Jesus Calls Levi and Eats With Sinners
27 After this, Jesus went out and saw a tax collector by the name of Levi sitting at his tax booth. “Follow me,” Jesus said to him, 28 and Levi got up, left everything and followed him.
29 Then Levi held a great banquet for Jesus at his house, and a large crowd of tax collectors and others were eating with them. 30 But the Pharisees and the teachers of the law who belonged to their sect complained to his disciples, “Why do you eat and drink with tax collectors and sinners?”
31 Jesus answered them, “It is not the healthy who need a doctor, but the sick. 32 I have not come to call the righteous, but sinners to repentance.”

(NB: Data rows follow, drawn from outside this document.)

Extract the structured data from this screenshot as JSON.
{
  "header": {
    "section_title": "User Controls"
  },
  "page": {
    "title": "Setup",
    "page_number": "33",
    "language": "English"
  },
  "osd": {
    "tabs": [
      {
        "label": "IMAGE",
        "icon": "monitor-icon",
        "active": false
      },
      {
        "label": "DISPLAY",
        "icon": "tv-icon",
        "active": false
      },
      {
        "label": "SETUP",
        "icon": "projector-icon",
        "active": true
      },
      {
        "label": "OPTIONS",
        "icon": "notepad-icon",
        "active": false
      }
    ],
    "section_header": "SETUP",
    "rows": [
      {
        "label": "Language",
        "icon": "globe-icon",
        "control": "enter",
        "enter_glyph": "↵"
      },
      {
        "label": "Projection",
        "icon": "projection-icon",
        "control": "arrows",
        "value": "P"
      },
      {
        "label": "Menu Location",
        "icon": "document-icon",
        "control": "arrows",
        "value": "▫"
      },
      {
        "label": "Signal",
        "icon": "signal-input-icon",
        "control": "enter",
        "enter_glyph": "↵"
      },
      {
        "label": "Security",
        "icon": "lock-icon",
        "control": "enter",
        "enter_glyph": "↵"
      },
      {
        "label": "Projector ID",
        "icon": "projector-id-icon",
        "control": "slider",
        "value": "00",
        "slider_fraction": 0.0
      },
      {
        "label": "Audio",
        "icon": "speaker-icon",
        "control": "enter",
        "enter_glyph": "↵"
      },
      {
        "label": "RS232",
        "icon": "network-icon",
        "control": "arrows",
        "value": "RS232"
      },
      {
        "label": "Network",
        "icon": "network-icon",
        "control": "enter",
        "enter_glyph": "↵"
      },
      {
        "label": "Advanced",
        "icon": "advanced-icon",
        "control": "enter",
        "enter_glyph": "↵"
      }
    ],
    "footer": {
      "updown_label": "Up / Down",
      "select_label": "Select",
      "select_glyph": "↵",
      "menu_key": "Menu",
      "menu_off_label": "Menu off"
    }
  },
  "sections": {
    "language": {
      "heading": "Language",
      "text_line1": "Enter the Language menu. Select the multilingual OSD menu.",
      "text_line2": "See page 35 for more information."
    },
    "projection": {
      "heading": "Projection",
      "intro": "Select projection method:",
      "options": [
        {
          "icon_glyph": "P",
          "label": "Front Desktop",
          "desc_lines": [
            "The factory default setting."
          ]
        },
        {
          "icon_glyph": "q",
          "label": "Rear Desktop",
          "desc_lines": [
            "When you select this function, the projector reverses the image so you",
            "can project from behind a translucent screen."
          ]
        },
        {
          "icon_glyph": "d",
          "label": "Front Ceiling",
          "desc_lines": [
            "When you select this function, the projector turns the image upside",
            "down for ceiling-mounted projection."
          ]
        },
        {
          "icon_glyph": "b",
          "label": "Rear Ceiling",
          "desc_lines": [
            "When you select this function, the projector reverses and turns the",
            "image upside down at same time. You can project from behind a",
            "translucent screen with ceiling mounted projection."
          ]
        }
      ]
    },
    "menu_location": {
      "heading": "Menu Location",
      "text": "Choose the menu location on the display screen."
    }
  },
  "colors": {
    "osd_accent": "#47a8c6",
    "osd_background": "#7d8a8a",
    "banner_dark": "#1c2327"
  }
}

Observations & Reflections
Before covering the obvious parallel between the Pharisees and the prophet Jonah, let’s first define what a typical Roman tax collector was like.
The Romans were known t exact heavy taxes on the people they conquered. In the USA we would consider that the Federal tax. However, the Roman empire was broken into various sub-regions which also collected taxes. This might be compared to a state tax. They also had slave taxes, sales taxes, inheritance taxes, marriage taxes, military taxes, poll taxes, crop taxes, shipping taxes, and other various taxes that were generally hated. The only tax that actually benefited the Jews was a temple tax that was imposed by the law of Moses in Exodus 30.

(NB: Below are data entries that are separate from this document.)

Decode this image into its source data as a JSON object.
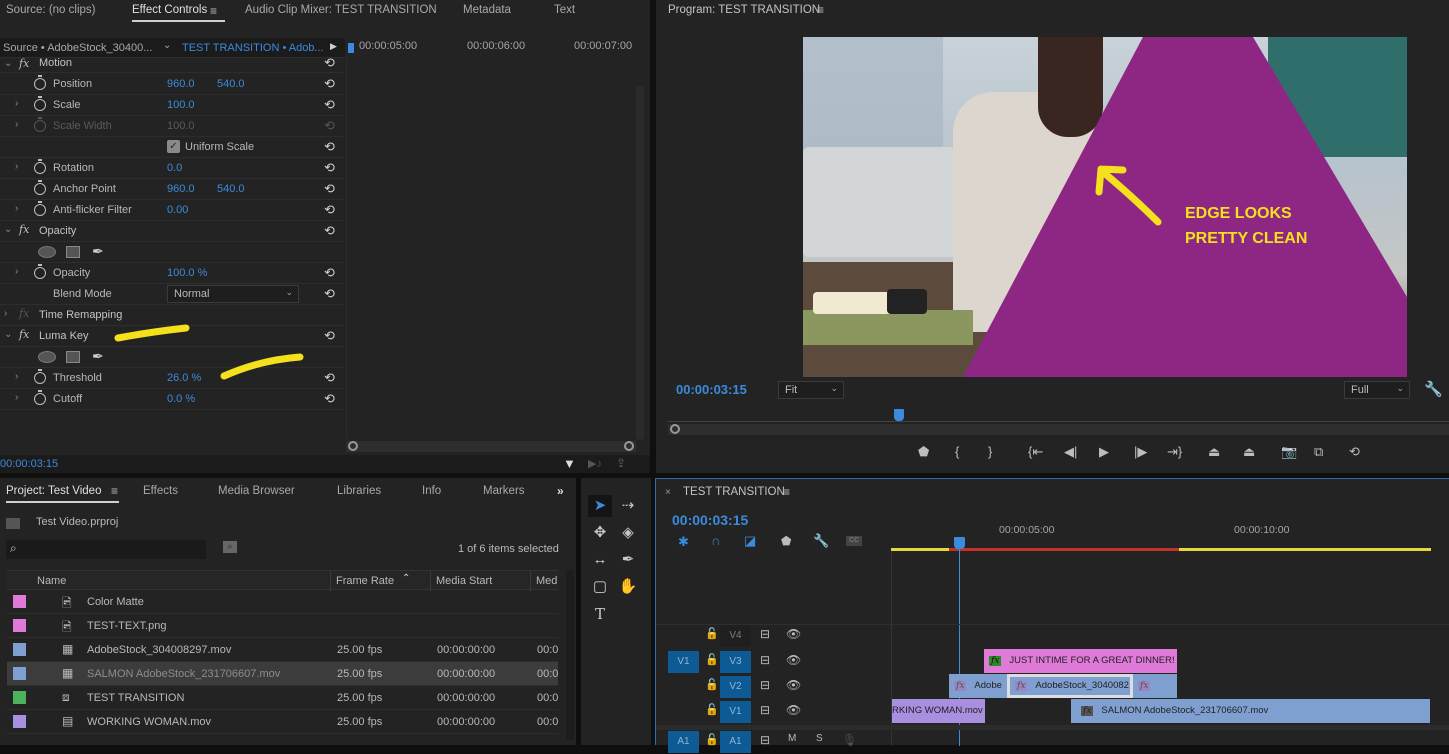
{
  "top_left_panel": {
    "tabs": [
      {
        "label": "Source: (no clips)"
      },
      {
        "label": "Effect Controls",
        "active": true
      },
      {
        "label": "Audio Clip Mixer: TEST TRANSITION"
      },
      {
        "label": "Metadata"
      },
      {
        "label": "Text"
      }
    ],
    "source_label": "Source • AdobeStock_30400...",
    "sequence_label": "TEST TRANSITION • Adob...",
    "ruler_times": [
      "00:00:05:00",
      "00:00:06:00",
      "00:00:07:00"
    ],
    "current_time": "00:00:03:15",
    "effects": {
      "motion": {
        "label": "Motion",
        "position": {
          "label": "Position",
          "x": "960.0",
          "y": "540.0"
        },
        "scale": {
          "label": "Scale",
          "value": "100.0"
        },
        "scale_width": {
          "label": "Scale Width",
          "value": "100.0"
        },
        "uniform_scale": {
          "label": "Uniform Scale",
          "checked": true
        },
        "rotation": {
          "label": "Rotation",
          "value": "0.0"
        },
        "anchor_point": {
          "label": "Anchor Point",
          "x": "960.0",
          "y": "540.0"
        },
        "anti_flicker": {
          "label": "Anti-flicker Filter",
          "value": "0.00"
        }
      },
      "opacity": {
        "label": "Opacity",
        "opacity": {
          "label": "Opacity",
          "value": "100.0 %"
        },
        "blend_mode": {
          "label": "Blend Mode",
          "value": "Normal"
        }
      },
      "time_remapping": {
        "label": "Time Remapping"
      },
      "luma_key": {
        "label": "Luma Key",
        "threshold": {
          "label": "Threshold",
          "value": "26.0 %"
        },
        "cutoff": {
          "label": "Cutoff",
          "value": "0.0 %"
        }
      }
    }
  },
  "program_monitor": {
    "title": "Program: TEST TRANSITION",
    "annotation": [
      "EDGE LOOKS",
      "PRETTY CLEAN"
    ],
    "timecode": "00:00:03:15",
    "zoom": "Fit",
    "resolution": "Full",
    "playhead_fraction": 0.29,
    "colors": {
      "overlay": "#8e2784",
      "annotation": "#f5e11b"
    }
  },
  "project_panel": {
    "tabs": [
      {
        "label": "Project: Test Video",
        "active": true
      },
      {
        "label": "Effects"
      },
      {
        "label": "Media Browser"
      },
      {
        "label": "Libraries"
      },
      {
        "label": "Info"
      },
      {
        "label": "Markers"
      }
    ],
    "project_file": "Test Video.prproj",
    "search_placeholder": "",
    "selection_status": "1 of 6 items selected",
    "columns": [
      "Name",
      "Frame Rate",
      "Media Start",
      "Med"
    ],
    "items": [
      {
        "color": "#e07ad8",
        "type": "still",
        "name": "Color Matte",
        "frame_rate": "",
        "media_start": "",
        "media_end": ""
      },
      {
        "color": "#e07ad8",
        "type": "still",
        "name": "TEST-TEXT.png",
        "frame_rate": "",
        "media_start": "",
        "media_end": ""
      },
      {
        "color": "#7f9fd0",
        "type": "av",
        "name": "AdobeStock_304008297.mov",
        "frame_rate": "25.00 fps",
        "media_start": "00:00:00:00",
        "media_end": "00:0"
      },
      {
        "color": "#7f9fd0",
        "type": "av",
        "name": "SALMON AdobeStock_231706607.mov",
        "frame_rate": "25.00 fps",
        "media_start": "00:00:00:00",
        "media_end": "00:0",
        "selected": true
      },
      {
        "color": "#4cb05c",
        "type": "sequence",
        "name": "TEST TRANSITION",
        "frame_rate": "25.00 fps",
        "media_start": "00:00:00:00",
        "media_end": "00:0"
      },
      {
        "color": "#a98fe0",
        "type": "video",
        "name": "WORKING WOMAN.mov",
        "frame_rate": "25.00 fps",
        "media_start": "00:00:00:00",
        "media_end": "00:0"
      }
    ]
  },
  "timeline": {
    "title": "TEST TRANSITION",
    "timecode": "00:00:03:15",
    "ruler_times": [
      "00:00:05:00",
      "00:00:10:00"
    ],
    "tracks": [
      {
        "source": "",
        "name": "V4",
        "targeted": false
      },
      {
        "source": "V1",
        "name": "V3",
        "targeted": true
      },
      {
        "source": "",
        "name": "V2",
        "targeted": true
      },
      {
        "source": "",
        "name": "V1",
        "targeted": true
      },
      {
        "source": "A1",
        "name": "A1",
        "targeted": true,
        "audio": true,
        "mute": "M",
        "solo": "S"
      }
    ],
    "clips": {
      "v3": [
        {
          "label": "JUST INTIME FOR A GREAT DINNER!",
          "color": "#e07ad8"
        }
      ],
      "v2": [
        {
          "label": "Adobe",
          "color": "#7f9fd0"
        },
        {
          "label": "AdobeStock_3040082",
          "color": "#7f9fd0"
        },
        {
          "label": "",
          "color": "#7f9fd0"
        }
      ],
      "v1": [
        {
          "label": "RKING WOMAN.mov",
          "color": "#a98fe0"
        },
        {
          "label": "SALMON AdobeStock_231706607.mov",
          "color": "#7f9fd0"
        }
      ]
    }
  }
}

The issue with so many taxes is that they were not easy to collect and those willing to collect them were often bad people who lied about how much tax was actually owed. If a house owed 5 denarii in taxes, the collector would charge 7, give 5 to the government, and then keep the rest. This skimming was pervasive in the time that Jesus was in Judea.

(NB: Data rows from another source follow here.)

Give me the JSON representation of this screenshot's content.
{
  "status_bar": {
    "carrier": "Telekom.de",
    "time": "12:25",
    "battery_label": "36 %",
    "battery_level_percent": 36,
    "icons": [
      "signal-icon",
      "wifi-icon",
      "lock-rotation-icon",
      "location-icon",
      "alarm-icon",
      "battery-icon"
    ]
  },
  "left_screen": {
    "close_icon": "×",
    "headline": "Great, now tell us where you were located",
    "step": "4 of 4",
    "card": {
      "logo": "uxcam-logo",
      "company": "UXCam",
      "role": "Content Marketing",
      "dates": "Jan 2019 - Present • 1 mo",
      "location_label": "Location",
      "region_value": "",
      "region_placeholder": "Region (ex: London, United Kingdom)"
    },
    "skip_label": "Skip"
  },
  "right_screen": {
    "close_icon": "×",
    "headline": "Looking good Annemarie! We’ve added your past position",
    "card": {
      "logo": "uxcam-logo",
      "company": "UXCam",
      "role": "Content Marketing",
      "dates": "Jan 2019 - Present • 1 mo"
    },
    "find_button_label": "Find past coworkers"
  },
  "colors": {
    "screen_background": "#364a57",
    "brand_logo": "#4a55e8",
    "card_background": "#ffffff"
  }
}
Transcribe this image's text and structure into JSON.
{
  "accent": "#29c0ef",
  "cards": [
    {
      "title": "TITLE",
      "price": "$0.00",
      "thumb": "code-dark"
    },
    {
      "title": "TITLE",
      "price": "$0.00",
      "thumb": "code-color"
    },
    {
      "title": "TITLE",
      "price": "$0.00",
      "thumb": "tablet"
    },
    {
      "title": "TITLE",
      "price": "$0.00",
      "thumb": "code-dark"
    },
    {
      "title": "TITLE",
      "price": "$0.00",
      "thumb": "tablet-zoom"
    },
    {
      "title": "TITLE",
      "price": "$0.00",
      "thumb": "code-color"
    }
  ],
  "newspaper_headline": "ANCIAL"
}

That is why Jesus eating with the tax collectors was so offensive. The profile of a tax collector was that of a villain of the very worst kind. They ruined lives an extorted their own people to get wealthy. They were the mega-bankers of their day. They prayed on the helpless.
That being said, Jesus came to change things. He came to change hearts, heal the sick, set the oppressed free, and to call sinners to repentance.
This is the moment where Jesus draws a divide in the sand. For the first time in Luke, Jesus is declaring that the nature of His mission is to redeem the sinners and not to lift up the righteous. This was a bit of a problem for the pious Jews because they believed that the messiah would return with vengeance towards sinners and honor for the pious. Here is the beginning of a Jonah parallel.
Recall that Jonah was sent by God to call the sinners of Nineveh to repent. But he was bitter to the mission because he did not believe that Nineveh deserved repentance. Even when they did repent, Jonah pouted and was sour at the Lord for saving them. He was hoping they would not repent and then incur the wrath of God.
In Jesus’ time it was the religious elite that had the Jonah complex. Rather than being encouraged that the Lord was calling sinners to repent, they were bitter at Jesus.